Com mais de 2.226 horas de trabalho por pessoa por ano, o México apresenta o pior equilíbrio entre vida profissional e pessoal entre os países da OCDE | Foto: Reprodução/Canva
Com mais de 2.226 horas de trabalho por pessoa por ano, o México apresenta o pior equilíbrio entre vida profissional e pessoal entre os países da OCDE | Foto: Reprodução/Canva

O país vem apresentando um péssimo desempenho entre vida profissional e pessoal dos trabalhadores, se posicionando de forma negativa entre os países da Organização para a Cooperação e Desenvolvimento Econômico (OCDE). Cerca de 55% dos profissionais locais atuam de forma informal, registram baixa produtividade e baixo recebimento salarial.

Durante o debate, a oposição criticou a reforma, pois argumenta que o projeto não representa uma redução, pois a carga semanal passa de 9 para 12 horas, e não mantém os dois dias de descanso obrigatórios para cada cinco dias trabalhados.

Segundo entrevista citada pela CNN Brasil, Alex Dominguez, deputado do partido de oposição PRI, revelou que ‘a ideia da reforma não é ruim, mas está incompleta e foi feita às pressas’.

Qual é o impacto na população?

A situação no México é um exemplo clássico de que “trabalhar muito” não é a mesma coisa que “trabalhar bem”. Quando um país exige mais de 2.200 horas anuais de seus cidadãos e ainda assim possui baixa produtividade, fica claro que o trabalhador está apenas sendo exaurido, e não valorizado.

O impacto disso na população é alto, pois gera uma sociedade doente, estressada e sem tempo para o consumo ou para a família, o que acaba travando a própria economia.

Além disso, com mais da metade das pessoas na informalidade, cria-se um abismo social onde as leis escritas no papel nem sequer alcançam quem está na ponta, tentando sobreviver à rotina.

Essa movimentação no México pode impactar o Brasil de alguma forma?

Para o Brasil, o caso mexicano funciona como um espelho e um laboratório.

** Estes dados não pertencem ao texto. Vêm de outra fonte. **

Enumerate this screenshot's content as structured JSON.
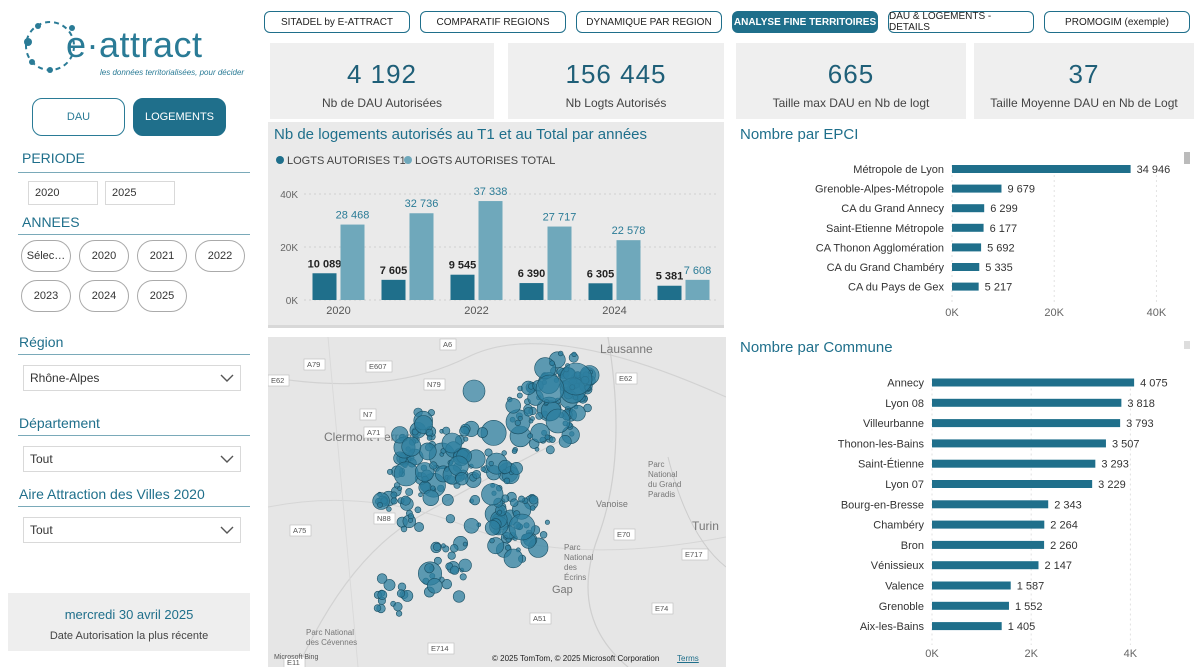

Estamos vivendo um momento de forte debate sobre o fim da escala 6×1 e a redução da jornada para 36 ou 40 horas semanais.

Ver o México lidar com uma reforma que a oposição entende como apressada e incompleta serve de alerta e mostra que não basta reduzir as horas, é preciso garantir que isso não empurre mais uma parcela da população para o trabalho informal e que a produtividade suba por meio de tecnologia e gestão, não apenas pelo cansaço físico.

Além disso, existe um fator de competitividade. Brasil e México disputam os mesmos investimentos estrangeiros na América Latina. Se o México conseguir se reformar e equilibrar a vida do trabalhador sem quebrar as empresas, o Brasil terá que correr atrás para não ficar com uma legislação “velha” e menos atraente.

Por outro lado, se a reforma deles falhar, o Brasil pode aprender com os erros e implementar mudanças mais sólidas, atraindo empresas que buscam ambientes com menor risco de greves e maior estabilidade social.